Espaces des combattants et espaces militaires à Mitrovica (3) : la démarche en géopolitique urbaine


La démarche en géopolitique urbaine

Comme le rappelle Olivier Kempf, dans son blog Etudes géopolitiques européennes et altlantiques, la géopolitique analyse les rivalités de pouvoir sur des territoires, selon la définition du géographe Yves Lacoste. Cette analyse tient compte des représentations contradictoires dont ces logiques de rivalités sont l'objet, et de leurs diffusions. "Or, c'est précisément dans le cadre de la prise en compte de rivalités de pouvoir que l'étude des représentations prend son sens, car l'intérêt des représentations est qu'elles aboutissent à des comportements, voire des stratégies.

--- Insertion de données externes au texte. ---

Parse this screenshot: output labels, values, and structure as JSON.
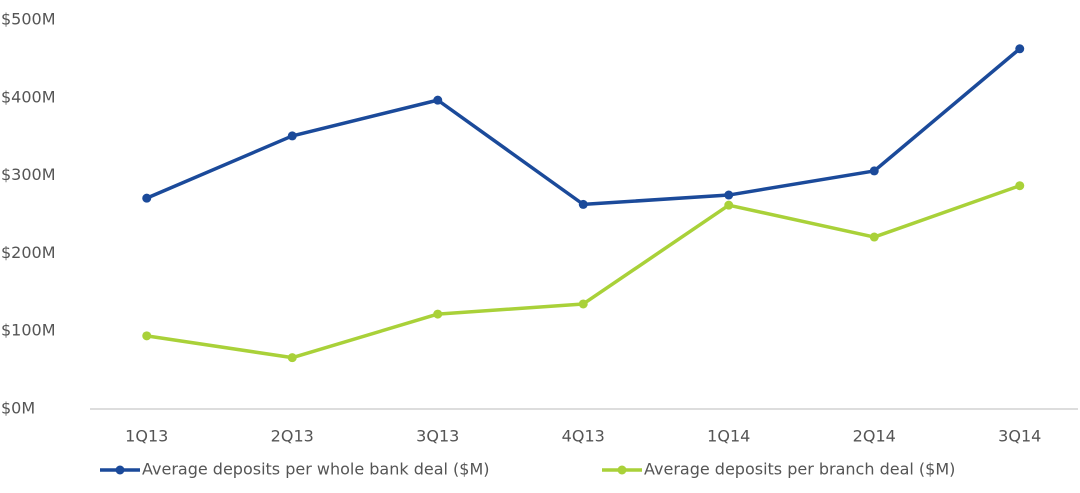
{
  "chart_data": {
    "type": "line",
    "categories": [
      "1Q13",
      "2Q13",
      "3Q13",
      "4Q13",
      "1Q14",
      "2Q14",
      "3Q14"
    ],
    "series": [
      {
        "name": "Average deposits per whole bank deal ($M)",
        "color": "#1b4a9a",
        "values": [
          271,
          351,
          397,
          263,
          275,
          306,
          463
        ]
      },
      {
        "name": "Average deposits per branch deal ($M)",
        "color": "#a9d139",
        "values": [
          94,
          66,
          122,
          135,
          262,
          221,
          287
        ]
      }
    ],
    "ylim": [
      0,
      500
    ],
    "yticks": [
      {
        "value": 0,
        "label": "$0M"
      },
      {
        "value": 100,
        "label": "$100M"
      },
      {
        "value": 200,
        "label": "$200M"
      },
      {
        "value": 300,
        "label": "$300M"
      },
      {
        "value": 400,
        "label": "$400M"
      },
      {
        "value": 500,
        "label": "$500M"
      }
    ],
    "grid": false,
    "legend": "bottom"
  }
}
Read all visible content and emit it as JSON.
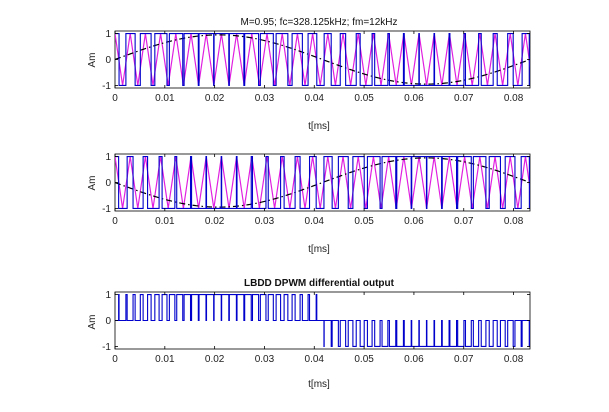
{
  "chart_data": [
    {
      "type": "line",
      "title": "M=0.95; fc=328.125kHz; fm=12kHz",
      "xlabel": "t[ms]",
      "ylabel": "Am",
      "xlim": [
        0,
        0.0833
      ],
      "ylim": [
        -1.1,
        1.1
      ],
      "xticks": [
        "0",
        "0.01",
        "0.02",
        "0.03",
        "0.04",
        "0.05",
        "0.06",
        "0.07",
        "0.08"
      ],
      "yticks": [
        "-1",
        "0",
        "1"
      ],
      "modulation_index": 0.95,
      "carrier_freq_khz": 328.125,
      "modulating_freq_khz": 12,
      "modulating_phase": "sine",
      "carrier_cycles": 27.3,
      "series": [
        {
          "style": "carrier-triangle",
          "color": "#e020e0"
        },
        {
          "style": "modulating-dashdot",
          "color": "#000000"
        },
        {
          "style": "pwm-square",
          "color": "#0000cc"
        }
      ]
    },
    {
      "type": "line",
      "title": "",
      "xlabel": "t[ms]",
      "ylabel": "Am",
      "xlim": [
        0,
        0.0833
      ],
      "ylim": [
        -1.1,
        1.1
      ],
      "xticks": [
        "0",
        "0.01",
        "0.02",
        "0.03",
        "0.04",
        "0.05",
        "0.06",
        "0.07",
        "0.08"
      ],
      "yticks": [
        "-1",
        "0",
        "1"
      ],
      "modulation_index": 0.95,
      "modulating_phase": "negative-sine",
      "series": [
        {
          "style": "carrier-triangle",
          "color": "#e020e0"
        },
        {
          "style": "modulating-dashdot",
          "color": "#000000"
        },
        {
          "style": "pwm-square",
          "color": "#0000cc"
        }
      ]
    },
    {
      "type": "line",
      "title": "LBDD DPWM differential output",
      "xlabel": "t[ms]",
      "ylabel": "Am",
      "xlim": [
        0,
        0.0833
      ],
      "ylim": [
        -1.1,
        1.1
      ],
      "xticks": [
        "0",
        "0.01",
        "0.02",
        "0.03",
        "0.04",
        "0.05",
        "0.06",
        "0.07",
        "0.08"
      ],
      "yticks": [
        "-1",
        "0",
        "1"
      ],
      "series": [
        {
          "style": "differential-pulses",
          "color": "#0000cc"
        }
      ]
    }
  ]
}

Les rivalités de pouvoir sont, elles, susceptibles de conduire à l'élaboration de politiques politiques publiques. Ces rivalités peuvent porter sur des conflits entre villes, entre villes et banlieues, ou au sein d'une même ville entre des forces rivales pour le contrôle politique, économique ou social d'un même territoire" (Frédérick Douzet, 2007, La couleur du pouvoir. Géopolitique de l'immigration et de la ségrégation à Oakland, Californie, Belin, collection Histoire & Société, Paris, p. 21). Le temps court de la guerre remet en cause avec brutalité les différents équilibres entre les acteurs de la ville. Les rivalités de pouvoir trouvent là leur paroxysme, et les conséquences de la violence s'ancrent dans les logiques territoriales. Olivier Kempf souligne ainsi que "le territoire changeant, les déterminants de la géopolitique évoluent en conséquence". La ville se fragmente en de multiples micro-territoires, chacun contrôlé par un groupe. De nouveaux territoires et de nouveaux acteurs remodèlent ainsi les logiques et les processus géopolitiques.



Rivalités de pouvoir dans la ville de Mitrovica : la bataille des noms et des symboles

La guerre est marquée à la fois par la remise en cause des équilibres politiques et sociaux précaires dans la ville de Mitrovica, l'émergence de nouveaux acteurs politiques internes (tels que l'UCK et les groupes armés serbes) et le déploiement de la présence internationale sous diverses formes (ONU, OTAN, OSCE, ONG...). Les rivalités de pouvoir dans la ville de Mitrovica sont marquées dans le paysage urbain, notamment à travers l'utilisation de la toponymie, et ce dès avant le déclenchement de la guerre. Alors, prévalait une double indication serbe et albanaise pour les panneaux les plus importants (les autres, notamment les petites affiches publicitaires étaient inscrites en une seule langue). L'importance du nom écrit en plus gros et au dessus de l'autre témoignait du rapport de force entre les communautés. Au Nord de l'Ibar, les noms serbes s'imposaient au-dessus des toponymes albanais, et inversement au Sud de l'Ibar. Ce qui peut paraître anecdotique, est en fait révélateur des rivalités de pouvoir qui fragmentaient la ville de Mitrovica, avant le déclenchement du conflit. Ainsi, Mitrovica était une ville fortement divisée : chaque quartier - serbe au Nord et albanais au Sud - défendait son identité communautaire. Loin du cas de villes comme Sarajevo ou Mostar (en Bosnie-Herzégovine), les communautés majoritaires serbes et albanaises vivaient côte à côte et non ensemble.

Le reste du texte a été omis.